An important question to ask about Hezbollah; What are its motives? Ideologically, the group has always sought to promote a strict Islamic way of life. In its earlier days the group’s leaders implemented harsh codes of Islamic behavior on various towns and villages. Despite this strict focus on Islam, the group insists that they do not intend to force Lebanese to be a part of an Islamic-only society. Hezbollah officially published it’s manifesto in 1985. It included key goals for the group, such as: destroying Israel, expelling Western influences from Lebanon and the wider Middle East, and combatting their enemies within Lebanon, particularly the Phalanges Party. Along with these goals, the manifesto also identified the USA and the Soviet Union as Islam’s main enemies. It also claimed that the international system and 1985 Lebanese government were subject to imperial influences and thereby hostile to Islam. However, more recently in the 2009 Lebanese elections Hezbollah won ten parliamentary seats. Months after this, the group’s leader. Hassan Nasrallah, gave an updated manifesto for the group, essentially shifting the group from it’s Khomeinist roots towards an Islamist nationalist approach.
Hezbollah’s rise in the government hasn’t been a cakewalk, in fact it has had to use military force in order to not get squashed by the Lebanese government. In 1989 Lebanon’s civil war ended, and an accord called for all militias to disarm. Hezbollah, however, re-branded itself to be an “Islamic Resistance” force focused on ending Israeli occupation, allowing it to stay armed. After this, the group became more active with Lebanese politics, participating in it’s nation elections in 1992. When Israeli forces withdrew in 2000, the group was credited for this success, but once again received pressure to disarm. However, again they resisted and held their military presence near Israeli occupied areas in the south. In 2008 Lebanon’s government attempted to shut down Hezbollah’s private telecommunications and specifically remove an airport security chief as a result of believed ties to the group. Hezbollah retaliated to these actions and seized a large part of the capital and began fighting other opposing Sunni groups. This retaliation led to 81 deaths and almost caused a new civil war in the country. To end this conflict, the government conceded some of its power by agreeing on a power-sharing agreement. This is how the group’s veto power came to be.

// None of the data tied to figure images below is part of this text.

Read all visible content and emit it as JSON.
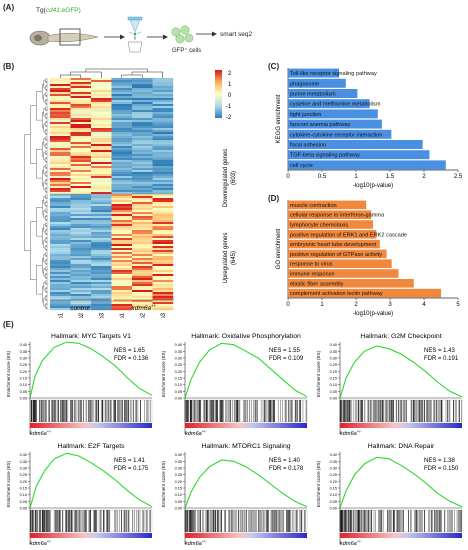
{
  "panels": {
    "a": "(A)",
    "b": "(B)",
    "c": "(C)",
    "d": "(D)",
    "e": "(E)"
  },
  "panel_a": {
    "tg_prefix": "Tg(",
    "tg_gene": "cd41",
    "tg_suffix": ":eGFP)",
    "gfp_label": "GFP⁺ cells",
    "seq_label": "smart seq2"
  },
  "heatmap": {
    "colorbar_ticks": [
      "2",
      "1",
      "0",
      "-1",
      "-2"
    ],
    "down_label": "Downregulated genes",
    "down_count": "(603)",
    "up_label": "Upregulated genes",
    "up_count": "(645)",
    "samples": [
      "rep1",
      "rep2",
      "rep3",
      "rep1",
      "rep2",
      "rep3"
    ],
    "group_control": "control",
    "group_mutant": "kdm6a",
    "mutant_sup": "+/-"
  },
  "chart_data": [
    {
      "type": "bar",
      "orientation": "horizontal",
      "ylabel": "KEGG enrichment",
      "xlabel": "-log10(p-value)",
      "xlim": [
        0,
        2.5
      ],
      "xticks": [
        "0",
        "0.5",
        "1",
        "1.5",
        "2",
        "2.5"
      ],
      "color": "#4a90e2",
      "categories": [
        "Toll-like receptor signaling pathway",
        "phagosome",
        "purine metabolism",
        "cysteine and methionine metabolism",
        "tight junction",
        "fanconi anemia pathway",
        "cytokine-cytokine receptor interaction",
        "focal adhesion",
        "TGF-beta signaling pathway",
        "cell cycle"
      ],
      "values": [
        0.75,
        0.85,
        1.02,
        1.2,
        1.32,
        1.38,
        1.52,
        1.98,
        2.08,
        2.32
      ]
    },
    {
      "type": "bar",
      "orientation": "horizontal",
      "ylabel": "GO enrichment",
      "xlabel": "-log10(p-value)",
      "xlim": [
        0,
        5
      ],
      "xticks": [
        "0",
        "1",
        "2",
        "3",
        "4",
        "5"
      ],
      "color": "#f0883e",
      "categories": [
        "muscle contraction",
        "cellular response to interferon-gamma",
        "lymphocyte chemotaxis",
        "positive regulation of ERK1 and ERK2 cascade",
        "embryonic heart tube development",
        "positive regulation of GTPase activity",
        "response to virus",
        "immune response",
        "elastic fiber assembly",
        "complement activation lectin pathway"
      ],
      "values": [
        2.3,
        2.45,
        2.5,
        2.6,
        2.7,
        2.9,
        3.05,
        3.25,
        3.7,
        4.5
      ]
    },
    {
      "type": "line",
      "title": "Hallmark: MYC Targets V1",
      "ylabel": "Enrichment score (ES)",
      "yticks": [
        "0.40",
        "0.35",
        "0.30",
        "0.25",
        "0.20",
        "0.15",
        "0.10",
        "0.05",
        "0.00"
      ],
      "nes": "NES = 1.65",
      "fdr": "FDR = 0.136",
      "x": [
        0,
        0.04,
        0.1,
        0.2,
        0.3,
        0.4,
        0.5,
        0.6,
        0.7,
        0.8,
        0.9,
        1.0
      ],
      "y": [
        0,
        0.16,
        0.28,
        0.38,
        0.42,
        0.41,
        0.37,
        0.31,
        0.24,
        0.15,
        0.07,
        0.02
      ],
      "group_label": "kdm6a"
    },
    {
      "type": "line",
      "title": "Hallmark: Oxidative Phosphorylation",
      "ylabel": "Enrichment score (ES)",
      "yticks": [
        "0.40",
        "0.35",
        "0.30",
        "0.25",
        "0.20",
        "0.15",
        "0.10",
        "0.05",
        "0.00"
      ],
      "nes": "NES = 1.55",
      "fdr": "FDR = 0.109",
      "x": [
        0,
        0.05,
        0.12,
        0.2,
        0.3,
        0.4,
        0.5,
        0.6,
        0.7,
        0.8,
        0.9,
        1.0
      ],
      "y": [
        0,
        0.14,
        0.27,
        0.36,
        0.41,
        0.4,
        0.35,
        0.3,
        0.22,
        0.14,
        0.06,
        0.01
      ],
      "group_label": "kdm6a"
    },
    {
      "type": "line",
      "title": "Hallmark: G2M Checkpoint",
      "ylabel": "Enrichment score (ES)",
      "yticks": [
        "0.40",
        "0.35",
        "0.30",
        "0.25",
        "0.20",
        "0.15",
        "0.10",
        "0.05",
        "0.00"
      ],
      "nes": "NES = 1.43",
      "fdr": "FDR = 0.191",
      "x": [
        0,
        0.05,
        0.12,
        0.2,
        0.3,
        0.4,
        0.5,
        0.6,
        0.7,
        0.8,
        0.9,
        1.0
      ],
      "y": [
        0,
        0.15,
        0.27,
        0.35,
        0.39,
        0.37,
        0.33,
        0.27,
        0.2,
        0.12,
        0.05,
        0.01
      ],
      "group_label": "kdm6a"
    },
    {
      "type": "line",
      "title": "Hallmark: E2F Targets",
      "ylabel": "Enrichment score (ES)",
      "yticks": [
        "0.40",
        "0.35",
        "0.30",
        "0.25",
        "0.20",
        "0.15",
        "0.10",
        "0.05",
        "0.00"
      ],
      "nes": "NES = 1.41",
      "fdr": "FDR = 0.175",
      "x": [
        0,
        0.05,
        0.12,
        0.2,
        0.3,
        0.4,
        0.5,
        0.6,
        0.7,
        0.8,
        0.9,
        1.0
      ],
      "y": [
        0,
        0.16,
        0.28,
        0.37,
        0.41,
        0.39,
        0.34,
        0.28,
        0.21,
        0.13,
        0.06,
        0.01
      ],
      "group_label": "kdm6a"
    },
    {
      "type": "line",
      "title": "Hallmark: MTORC1 Signaling",
      "ylabel": "Enrichment score (ES)",
      "yticks": [
        "0.40",
        "0.35",
        "0.30",
        "0.25",
        "0.20",
        "0.15",
        "0.10",
        "0.05",
        "0.00"
      ],
      "nes": "NES = 1.40",
      "fdr": "FDR = 0.178",
      "x": [
        0,
        0.05,
        0.12,
        0.2,
        0.3,
        0.4,
        0.5,
        0.6,
        0.7,
        0.8,
        0.9,
        1.0
      ],
      "y": [
        0,
        0.12,
        0.23,
        0.31,
        0.36,
        0.35,
        0.31,
        0.25,
        0.18,
        0.11,
        0.05,
        0.01
      ],
      "group_label": "kdm6a"
    },
    {
      "type": "line",
      "title": "Hallmark: DNA Repair",
      "ylabel": "Enrichment score (ES)",
      "yticks": [
        "0.40",
        "0.35",
        "0.30",
        "0.25",
        "0.20",
        "0.15",
        "0.10",
        "0.05",
        "0.00"
      ],
      "nes": "NES = 1.38",
      "fdr": "FDR = 0.150",
      "x": [
        0,
        0.05,
        0.12,
        0.2,
        0.3,
        0.4,
        0.5,
        0.6,
        0.7,
        0.8,
        0.9,
        1.0
      ],
      "y": [
        0,
        0.13,
        0.25,
        0.33,
        0.38,
        0.37,
        0.32,
        0.26,
        0.19,
        0.11,
        0.05,
        0.01
      ],
      "group_label": "kdm6a"
    }
  ]
}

Despite these military means, Hezbollah has demonstrated its professionalism and effectiveness in times of crises and in general for the Shiite Lebanese. The group provides crucial social services, including the management of schools, hospitals, and news and agricultural services. After the country’s civil war ended, the group rebuilt homes and businesses of Christian families returning to southern Beirut. Also, after a 1996 Israeli bombing campaign, Hezbollah led the rebuilding effort. The group rebuilt 5,000 homes, helped repair roads and infrastructure, and provided compensation to over 2,000 farmers in the area.
Despite the good that this group has been able to do through its political power, almost all of it has been specifically for Shiite Lebanese. Although some countries only recognize its military wing as a terrorist group, due to the many notable terrorist attacks carried out by Hezbollah, its use of military force to maintain political power, and events such as the country’s anti-Hezbollah Prime Minister Saad Hariri resigning and fleeing Lebanon due to supposed assassination attempts, Hezbollah appears to be an Islamic nationalist terrorist group effectively feigning its political aptitude to stay active and dangerous.